A Simple Cup of Tea

Yosemite Valley in the morning

Yosemite Valley in the morning (Photo credit: Wikipedia)

Each morning I get out of bed before the sun is up. This is a new phenomenon for me started on January 1 when I decided to write every morning. Some days I have appointments to keep and I am allowing an hour each morning for this free-write process so the early ascension is required. It goes against my nature which loves to sleep in the morning. My internal clock favors late nights and late mornings but the rest of the world doesn’t operate on that schedule so I am resetting my internal mechanisms to fit better with my world.

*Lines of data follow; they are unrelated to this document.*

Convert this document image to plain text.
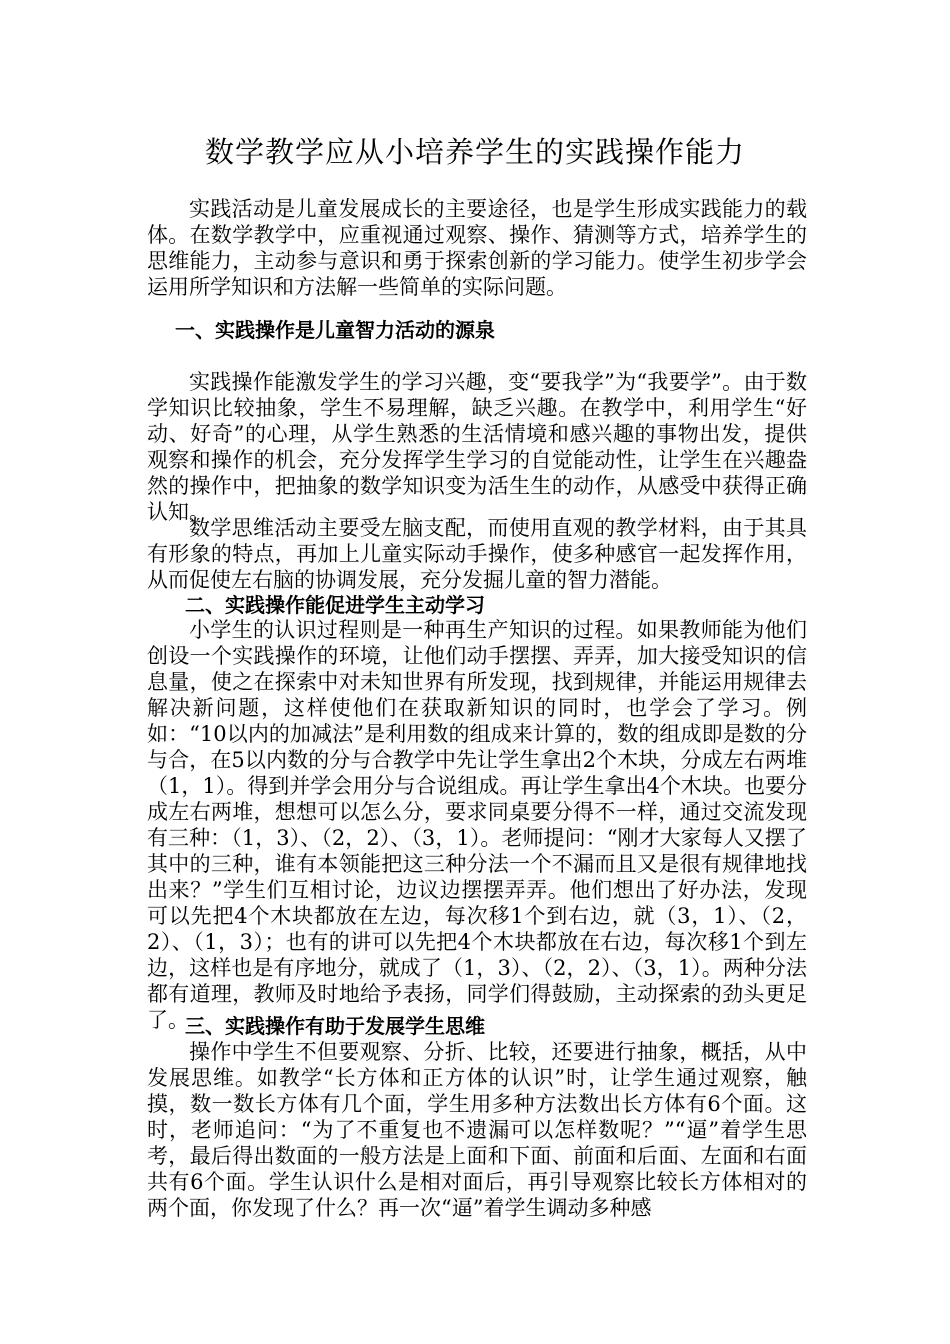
数学教学应从小培养学生的实践操作能力

实践活动是儿童发展成长的主要途径，也是学生形成实践能力的载体。在数学教学中，应重视通过观察、操作、猜测等方式，培养学生的思维能力，主动参与意识和勇于探索创新的学习能力。使学生初步学会运用所学知识和方法解一些简单的实际问题。

一、实践操作是儿童智力活动的源泉

实践操作能激发学生的学习兴趣，变“要我学”为“我要学”。由于数学知识比较抽象，学生不易理解，缺乏兴趣。在教学中，利用学生“好动、好奇”的心理，从学生熟悉的生活情境和感兴趣的事物出发，提供观察和操作的机会，充分发挥学生学习的自觉能动性，让学生在兴趣盎然的操作中，把抽象的数学知识变为活生生的动作，从感受中获得正确认知。

数学思维活动主要受左脑支配，而使用直观的教学材料，由于其具有形象的特点，再加上儿童实际动手操作，使多种感官一起发挥作用，从而促使左右脑的协调发展，充分发掘儿童的智力潜能。

二、实践操作能促进学生主动学习

小学生的认识过程则是一种再生产知识的过程。如果教师能为他们创设一个实践操作的环境，让他们动手摆摆、弄弄，加大接受知识的信息量，使之在探索中对未知世界有所发现，找到规律，并能运用规律去解决新问题，这样使他们在获取新知识的同时，也学会了学习。例如：“10以内的加减法”是利用数的组成来计算的，数的组成即是数的分与合，在5以内数的分与合教学中先让学生拿出2个木块，分成左右两堆（1，1）。得到并学会用分与合说组成。再让学生拿出4个木块。也要分成左右两堆，想想可以怎么分，要求同桌要分得不一样，通过交流发现有三种：（1，3）、（2，2）、（3，1）。老师提问：“刚才大家每人又摆了其中的三种，谁有本领能把这三种分法一个不漏而且又是很有规律地找出来？”学生们互相讨论，边议边摆摆弄弄。他们想出了好办法，发现可以先把4个木块都放在左边，每次移1个到右边，就（3，1）、（2，2）、（1，3）；也有的讲可以先把4个木块都放在右边，每次移1个到左边，这样也是有序地分，就成了（1，3）、（2，2）、（3，1）。两种分法都有道理，教师及时地给予表扬，同学们得鼓励，主动探索的劲头更足了。

三、实践操作有助于发展学生思维

操作中学生不但要观察、分折、比较，还要进行抽象，概括，从中发展思维。如教学“长方体和正方体的认识”时，让学生通过观察，触摸，数一数长方体有几个面，学生用多种方法数出长方体有6个面。这时，老师追问：“为了不重复也不遗漏可以怎样数呢？”“逼”着学生思考，最后得出数面的一般方法是上面和下面、前面和后面、左面和右面共有6个面。学生认识什么是相对面后，再引导观察比较长方体相对的两个面，你发现了什么？再一次“逼”着学生调动多种感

I am fortunate to live with a sweet soul who supports my endeavors as best he can. He doesn’t always understand me but he loves me anyway and does whatever he thinks will help me make manifest my dreams.
When I told him about my plan to write every morning for a year he encouraged me and said he would bring a cup of hot tea up to the bedroom each morning to help me wake up and write. It is sitting here steaming beside my laptop.

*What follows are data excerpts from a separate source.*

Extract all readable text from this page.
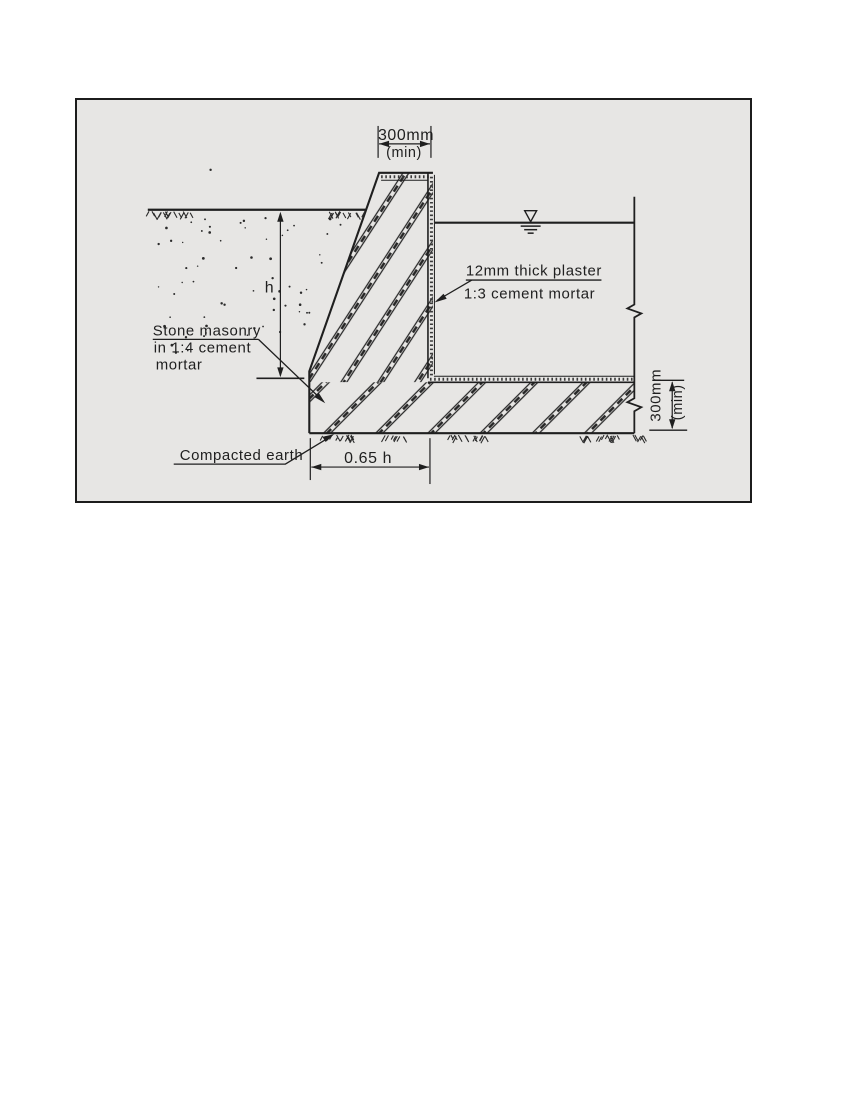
300mm
(min)
h
0.65 h
300mm (min)
12mm thick plaster
1:3 cement mortar
Stone masonry
in 1:4 cement
mortar
Compacted earth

This may seem like a simple thing and I guess it is…a simple cup of tea. It represents to me the willingness of one human to put their own needs aside for a moment and be there to assist another. It reminds me that he “has my back.”
This feeling of being held and supported is not something I take for granted. My relationship with unconditional loving support is new to me and I am still learning to trust it enough to lean into it…and when I do, it feels really wonderful.

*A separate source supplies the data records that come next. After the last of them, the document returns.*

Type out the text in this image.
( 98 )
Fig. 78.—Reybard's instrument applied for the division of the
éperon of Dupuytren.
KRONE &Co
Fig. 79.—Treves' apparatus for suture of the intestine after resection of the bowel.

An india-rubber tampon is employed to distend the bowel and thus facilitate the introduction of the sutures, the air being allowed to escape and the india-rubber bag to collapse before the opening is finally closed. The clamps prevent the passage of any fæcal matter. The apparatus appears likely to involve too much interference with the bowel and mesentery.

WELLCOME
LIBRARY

If you were to ask him if he feels like I have his back I think he would say “yes.” I have given my encouragement and backing to help him to fly… literally and figuratively. It feels like we have found a well-adjusted energy exchange.
“Relationships!” J. Buffett sang, “Can’t live with ‘em…can’t live without ‘em.”
This simple gesture, bringing his woman a cup of tea in the early morning hours has gone a long way in creating the feeling of “I am loved and supported. Life is good. I am able to meet this rising sun with a warm and grateful heart.”
What can I do today to bring that same feeling back around and give it to my beloved?